C'è stato un preside, fra i tanti che ho avuto, che ha considerato la sua carica solo un mezzo per ottenere privilegi e al massimo per distribuirne una parte ai suoi amici. Questo preside amava circondarsi di tutta una corte di gente disposta a riverirlo unicamente al fine di ottenerne qualche favore o agevolazione.
C'era, ad esempio, un collega che considerava il preside come una specie di albero di Natale da cui ricavare una serie di doni, senza curarsi del fatto che, se di doni ne prendeva due, c'era un suo collega che rimaneva senza.
Ricordo che un anno, nella mia sezione, c'erano due alunni irrequieti e indisciplinati al massimo, che nessuno riusciva a controllare. Si era deciso di separarli, di tenerne uno in una sezione uno in un'altra, sicchè non potesssero spalleggiarsi l'un l'altro e potenziare il loro già alto quoziente di sfrenatezza.
Il professore in parola, visto che non riusciva proprio a tenere a posto il suo "diavoletto", fece in modo di parlarne al preside, che decise di riformare la coppia e di rispedirla in classe dal sottoscritto. Infatti, per ben due anni, dovetti sostenere questa situazione, cercando di cavarmela in tutti i modi.

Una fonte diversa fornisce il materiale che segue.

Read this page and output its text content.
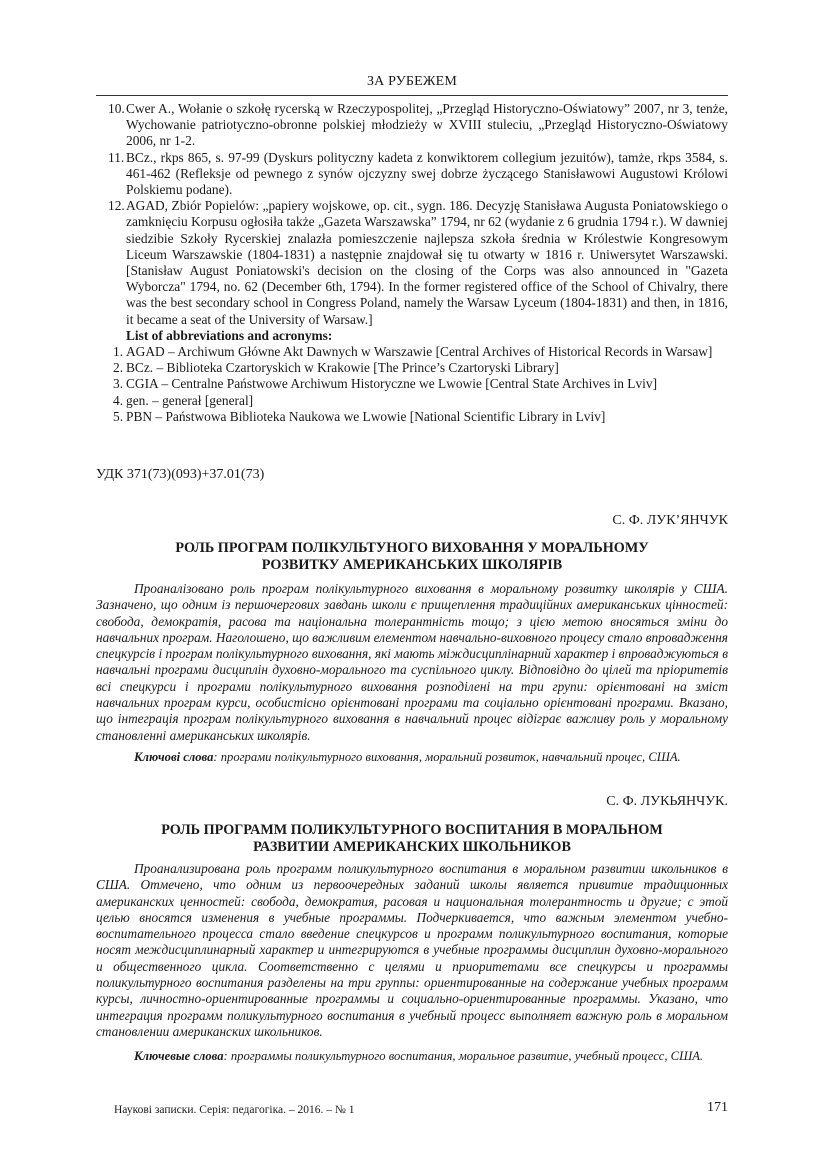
ЗА РУБЕЖЕМ
10. Cwer A., Wołanie o szkołę rycerską w Rzeczypospolitej, „Przegląd Historyczno-Oświatowy” 2007, nr 3, tenże, Wychowanie patriotyczno-obronne polskiej młodzieży w XVIII stuleciu, „Przegląd Historyczno-Oświatowy 2006, nr 1-2.
11. BCz., rkps 865, s. 97-99 (Dyskurs polityczny kadeta z konwiktorem collegium jezuitów), tamże, rkps 3584, s. 461-462 (Refleksje od pewnego z synów ojczyzny swej dobrze życzącego Stanisławowi Augustowi Królowi Polskiemu podane).
12. AGAD, Zbiór Popielów: „papiery wojskowe, op. cit., sygn. 186. Decyzję Stanisława Augusta Poniatowskiego o zamknięciu Korpusu ogłosiła także „Gazeta Warszawska” 1794, nr 62 (wydanie z 6 grudnia 1794 r.). W dawniej siedzibie Szkoły Rycerskiej znalazła pomieszczenie najlepsza szkoła średnia w Królestwie Kongresowym Liceum Warszawskie (1804-1831) a następnie znajdował się tu otwarty w 1816 r. Uniwersytet Warszawski. [Stanisław August Poniatowski's decision on the closing of the Corps was also announced in "Gazeta Wyborcza" 1794, no. 62 (December 6th, 1794). In the former registered office of the School of Chivalry, there was the best secondary school in Congress Poland, namely the Warsaw Lyceum (1804-1831) and then, in 1816, it became a seat of the University of Warsaw.]
List of abbreviations and acronyms:
1. AGAD – Archiwum Główne Akt Dawnych w Warszawie [Central Archives of Historical Records in Warsaw]
2. BCz. – Biblioteka Czartoryskich w Krakowie [The Prince’s Czartoryski Library]
3. CGIA – Centralne Państwowe Archiwum Historyczne we Lwowie [Central State Archives in Lviv]
4. gen. – generał [general]
5. PBN – Państwowa Biblioteka Naukowa we Lwowie [National Scientific Library in Lviv]
УДК 371(73)(093)+37.01(73)
С. Ф. ЛУК’ЯНЧУК
РОЛЬ ПРОГРАМ ПОЛІКУЛЬТУНОГО ВИХОВАННЯ У МОРАЛЬНОМУ
РОЗВИТКУ АМЕРИКАНСЬКИХ ШКОЛЯРІВ
Проаналізовано роль програм полікультурного виховання в моральному розвитку школярів у США. Зазначено, що одним із першочергових завдань школи є прищеплення традиційних американських цінностей: свобода, демократія, расова та національна толерантність тощо; з цією метою вносяться зміни до навчальних програм. Наголошено, що важливим елементом навчально-виховного процесу стало впровадження спецкурсів і програм полікультурного виховання, які мають міждисциплінарний характер і впроваджуються в навчальні програми дисциплін духовно-морального та суспільного циклу. Відповідно до цілей та пріоритетів всі спецкурси і програми полікультурного виховання розподілені на три групи: орієнтовані на зміст навчальних програм курси, особистісно орієнтовані програми та соціально орієнтовані програми. Вказано, що інтеграція програм полікультурного виховання в навчальний процес відіграє важливу роль у моральному становленні американських школярів.
Ключові слова: програми полікультурного виховання, моральний розвиток, навчальний процес, США.
С. Ф. ЛУКЬЯНЧУК.
РОЛЬ ПРОГРАММ ПОЛИКУЛЬТУРНОГО ВОСПИТАНИЯ В МОРАЛЬНОМ
РАЗВИТИИ АМЕРИКАНСКИХ ШКОЛЬНИКОВ
Проанализирована роль программ поликультурного воспитания в моральном развитии школьников в США. Отмечено, что одним из первоочередных заданий школы является привитие традиционных американских ценностей: свобода, демократия, расовая и национальная толерантность и другие; с этой целью вносятся изменения в учебные программы. Подчеркивается, что важным элементом учебно-воспитательного процесса стало введение спецкурсов и программ поликультурного воспитания, которые носят междисциплинарный характер и интегрируются в учебные программы дисциплин духовно-морального и общественного цикла. Соответственно с целями и приоритетами все спецкурсы и программы поликультурного воспитания разделены на три группы: ориентированные на содержание учебных программ курсы, личностно-ориентированные программы и социально-ориентированные программы. Указано, что интеграция программ поликультурного воспитания в учебный процесс выполняет важную роль в моральном становлении американских школьников.
Ключевые слова: программы поликультурного воспитания, моральное развитие, учебный процесс, США.
Наукові записки. Серія: педагогіка. – 2016. – № 1	171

Nell'istituto c'era anche, nello stesso anno dei due alunni scatenati, un ragazzo che soffriva di un forte handicap fisico e culturale. Insegnanti di lettere in quel biennio eravamo solo io e il famoso collega. Una volta lasciati a me i due "discoli", giustizia e buon senso avrebbero voluto che il ragazzo svantaggiato, con tanto d'insegnante di sostegno, fosse sistemato nell'altra classe. Invece il bravo collega, lavorando abilmente in presidenza, riuscì ad ottenere che anche l'allievo bisognoso di cure particolari finisse nella mia classe.